Auszug - Leumundsbericht von Koch – Zitat:
Ich hätte den von Teophil Hengen dirigierten Gesangverein nicht genügend berücksichtigt.
In Lamadelaine bestehen zwei Gesangvereine:
a) der Kirchengesangverein und
b) der weltliche Gesangverein mit dem Titel „societé chorale".
Im „Escher Tageblatt“ wird dieser letztere "Cäcilienverein“ genannt. Ich hatte den Kirchengesangverein gegründet und leitete auch dessen Versammlungen. Die Neugründung hatte ich unternommen, nicht aus Antipathie gegen die „Société chorale“, sondern weil ich für die Verschönerung des Gottesdienstes eine auserlesene Schar Sänger zur Verfügung haben musste. Ich wäre gerne einverstanden gewesen, dass beide Gesangvereine sich miteinander verbunden oder dass wenigstens die besseren Sänger der „Société chorale“ mit uns in der Kirche gesungen hätten. Aber dieses Zusammenarbeiten der beiden Gesellschaften scheiterte an der Hartnäckigkeit des Dirigenten Hengen Teophil. Zuerst kam er noch in die Proben in den Kirchengesangverein. Nach und nach aber blieb er weg von uns und mit ihm sein Anhang. Er selbst hat einmal eingestanden, er wäre von uns fortgegangen, weil bei dem Kirchengesang er nicht allein Herr und Meister war. Er behauptete nämlich, nicht der Pfarrer, sondern er allein hätte zu bestimmen, wen er mit auf die Empore nehme und welche Gesangstücke vorgetragen würden. Ausserdem hätten jedesmal, wenn er mit seinen Sängern auf der Empore auftreten sollte, die Privatstühle, welche auf der Empore standen und die für teures Geld gepachtet waren, entfernt werden müssen.

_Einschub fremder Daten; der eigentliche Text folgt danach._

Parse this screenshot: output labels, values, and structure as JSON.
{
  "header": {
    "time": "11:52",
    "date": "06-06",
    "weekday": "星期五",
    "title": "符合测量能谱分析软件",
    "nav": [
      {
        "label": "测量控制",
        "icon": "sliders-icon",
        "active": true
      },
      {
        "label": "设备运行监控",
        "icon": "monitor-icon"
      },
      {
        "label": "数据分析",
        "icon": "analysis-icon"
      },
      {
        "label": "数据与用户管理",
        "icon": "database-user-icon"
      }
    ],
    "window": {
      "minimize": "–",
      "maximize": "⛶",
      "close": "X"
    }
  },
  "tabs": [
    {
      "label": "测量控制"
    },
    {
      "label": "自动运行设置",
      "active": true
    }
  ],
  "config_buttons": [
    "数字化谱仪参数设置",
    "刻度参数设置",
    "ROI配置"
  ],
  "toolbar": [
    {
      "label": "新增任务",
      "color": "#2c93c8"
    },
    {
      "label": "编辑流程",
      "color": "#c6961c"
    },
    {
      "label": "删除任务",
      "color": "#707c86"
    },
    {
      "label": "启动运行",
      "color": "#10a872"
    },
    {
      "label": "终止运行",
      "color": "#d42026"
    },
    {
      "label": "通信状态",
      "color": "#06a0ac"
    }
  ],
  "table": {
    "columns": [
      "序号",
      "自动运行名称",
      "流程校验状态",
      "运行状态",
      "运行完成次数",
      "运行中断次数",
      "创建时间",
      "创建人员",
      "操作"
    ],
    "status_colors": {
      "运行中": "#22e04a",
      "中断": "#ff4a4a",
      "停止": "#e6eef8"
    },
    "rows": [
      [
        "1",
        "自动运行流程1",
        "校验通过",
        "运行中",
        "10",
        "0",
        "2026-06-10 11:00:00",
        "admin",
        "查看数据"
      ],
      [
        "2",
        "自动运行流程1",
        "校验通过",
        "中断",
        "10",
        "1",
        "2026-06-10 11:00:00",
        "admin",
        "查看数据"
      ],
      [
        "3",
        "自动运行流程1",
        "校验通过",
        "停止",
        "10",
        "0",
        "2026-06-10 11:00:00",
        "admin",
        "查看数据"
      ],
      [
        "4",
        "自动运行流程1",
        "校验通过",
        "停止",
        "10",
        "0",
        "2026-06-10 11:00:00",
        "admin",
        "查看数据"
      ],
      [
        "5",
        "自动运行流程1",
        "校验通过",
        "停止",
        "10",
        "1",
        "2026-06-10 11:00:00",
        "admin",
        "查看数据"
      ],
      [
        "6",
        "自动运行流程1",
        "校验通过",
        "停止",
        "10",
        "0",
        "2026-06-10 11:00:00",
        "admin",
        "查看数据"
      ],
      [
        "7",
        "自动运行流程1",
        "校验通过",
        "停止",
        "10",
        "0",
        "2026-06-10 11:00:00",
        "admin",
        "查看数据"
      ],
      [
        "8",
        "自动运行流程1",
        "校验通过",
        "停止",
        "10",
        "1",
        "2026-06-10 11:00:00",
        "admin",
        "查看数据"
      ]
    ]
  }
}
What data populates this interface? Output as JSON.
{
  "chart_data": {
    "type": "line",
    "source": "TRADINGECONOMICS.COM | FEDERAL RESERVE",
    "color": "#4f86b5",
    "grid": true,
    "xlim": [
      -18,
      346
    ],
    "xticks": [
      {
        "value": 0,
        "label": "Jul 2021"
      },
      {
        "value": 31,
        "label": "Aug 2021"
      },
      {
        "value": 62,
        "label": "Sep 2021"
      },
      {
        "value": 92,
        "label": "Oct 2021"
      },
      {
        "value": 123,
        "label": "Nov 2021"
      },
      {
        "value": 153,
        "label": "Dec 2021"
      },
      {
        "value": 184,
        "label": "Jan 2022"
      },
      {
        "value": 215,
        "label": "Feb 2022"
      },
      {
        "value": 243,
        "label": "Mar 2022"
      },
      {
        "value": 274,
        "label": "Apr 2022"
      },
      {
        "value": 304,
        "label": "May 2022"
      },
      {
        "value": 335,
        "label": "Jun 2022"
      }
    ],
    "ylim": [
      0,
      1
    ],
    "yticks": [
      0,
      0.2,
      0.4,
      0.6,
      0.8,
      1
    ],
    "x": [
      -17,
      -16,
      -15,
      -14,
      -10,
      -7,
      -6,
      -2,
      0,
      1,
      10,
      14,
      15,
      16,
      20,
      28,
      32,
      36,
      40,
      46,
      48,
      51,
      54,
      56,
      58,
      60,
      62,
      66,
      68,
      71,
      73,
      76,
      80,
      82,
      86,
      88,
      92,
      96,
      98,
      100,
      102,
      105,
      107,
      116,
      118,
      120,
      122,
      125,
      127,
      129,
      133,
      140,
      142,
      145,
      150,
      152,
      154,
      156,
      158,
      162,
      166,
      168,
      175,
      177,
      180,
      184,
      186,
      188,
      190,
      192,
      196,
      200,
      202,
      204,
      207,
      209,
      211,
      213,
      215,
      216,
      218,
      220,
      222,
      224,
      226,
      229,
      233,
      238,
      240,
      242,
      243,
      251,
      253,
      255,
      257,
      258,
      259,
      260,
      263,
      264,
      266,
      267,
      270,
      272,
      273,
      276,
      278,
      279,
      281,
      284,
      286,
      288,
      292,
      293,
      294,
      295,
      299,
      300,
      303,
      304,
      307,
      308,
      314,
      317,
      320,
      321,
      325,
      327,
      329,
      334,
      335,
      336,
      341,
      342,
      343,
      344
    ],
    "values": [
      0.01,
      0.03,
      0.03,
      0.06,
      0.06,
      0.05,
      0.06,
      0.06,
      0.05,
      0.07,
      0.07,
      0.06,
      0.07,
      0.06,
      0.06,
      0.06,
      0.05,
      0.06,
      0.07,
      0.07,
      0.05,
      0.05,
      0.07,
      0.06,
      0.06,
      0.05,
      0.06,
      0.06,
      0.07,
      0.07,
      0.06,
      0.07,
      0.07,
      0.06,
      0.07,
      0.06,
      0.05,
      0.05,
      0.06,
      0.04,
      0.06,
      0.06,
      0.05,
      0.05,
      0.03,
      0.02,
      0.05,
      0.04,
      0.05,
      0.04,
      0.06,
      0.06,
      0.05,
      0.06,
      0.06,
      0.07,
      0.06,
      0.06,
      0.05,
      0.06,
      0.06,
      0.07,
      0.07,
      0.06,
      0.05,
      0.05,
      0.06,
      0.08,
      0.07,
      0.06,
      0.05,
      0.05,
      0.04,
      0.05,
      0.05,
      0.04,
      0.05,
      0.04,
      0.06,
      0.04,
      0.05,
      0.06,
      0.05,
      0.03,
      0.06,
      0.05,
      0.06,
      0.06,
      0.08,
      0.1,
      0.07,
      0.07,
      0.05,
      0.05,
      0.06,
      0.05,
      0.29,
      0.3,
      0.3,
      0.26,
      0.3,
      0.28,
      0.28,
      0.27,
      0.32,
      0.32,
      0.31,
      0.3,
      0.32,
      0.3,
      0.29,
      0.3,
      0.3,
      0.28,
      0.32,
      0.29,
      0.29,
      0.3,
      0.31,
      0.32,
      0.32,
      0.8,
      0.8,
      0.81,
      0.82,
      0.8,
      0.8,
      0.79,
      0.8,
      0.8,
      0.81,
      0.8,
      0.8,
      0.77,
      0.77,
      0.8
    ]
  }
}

Auf diese Art hätte ich mit den Anpächtern dieser Stühle Schwierigkeiten bekommen. So kam es, dass ich nicht gerne der „Société chorale“ die Erlaubnis erteilte, auf der Empore zu singen. Denn gewöhnlich gingen wenigstens 3/4 der Mitglieder dieses Vereins Sonntags nicht in die Kirche. Dann hätten gerade an den höchsten Festtagen die Pächter der Stühle von der Empore herabbleiben müssen und die Mitglieder des Kirchengesangvereins hätten sich geärgert, dass sie, die das ganze Jahr sangen, an diesen Tagen auf die Seite gesetzt würden. Um aber der "Société chorale" zu beweisen, dass ich sie nicht mutwilligerweise ausschalte, hatte ich im Jahre 1925 bei Gelegenheit der Oktave in Luxemburg persönlich und formell diese Gesanggesellschaft eingeladen, mit nach Luxemburg zu gehen, um dort in der Kathedrale für die Pilger aus der Gemeinde Petingen die Wallfahrtsmesse zu singen. Nach mehrfacher Diskussion und Beratung im Versammlungslokal gab man mir zur Antwort, die "Société chorale" gehe nicht mit nach Luxemburg, die Majorität der Mitglieder sei dagegen. Auch in unseren beiden Prozessionen am Fronleichnamstag und am Feste Maria Himmelfahrt gingen sie nicht mit. Dann brannte die Sonne zu heiss. Wenn eines von ihren Mitgliedern oder Ehrenmitgliedern begraben wurde, gingen sie entweder in corpore oder durch Delegation mit auf den Kirchhof. Nach dem Begräbnis sangen sie gewöhnlich auf dem Kirchhof ein Trauerlied für den Verstorbenen. Sowohl die andern Geistlichen als auch ich blieben jedesmal bei dem Grabe ruhig stehen, bis dieses Chorlied fertig war.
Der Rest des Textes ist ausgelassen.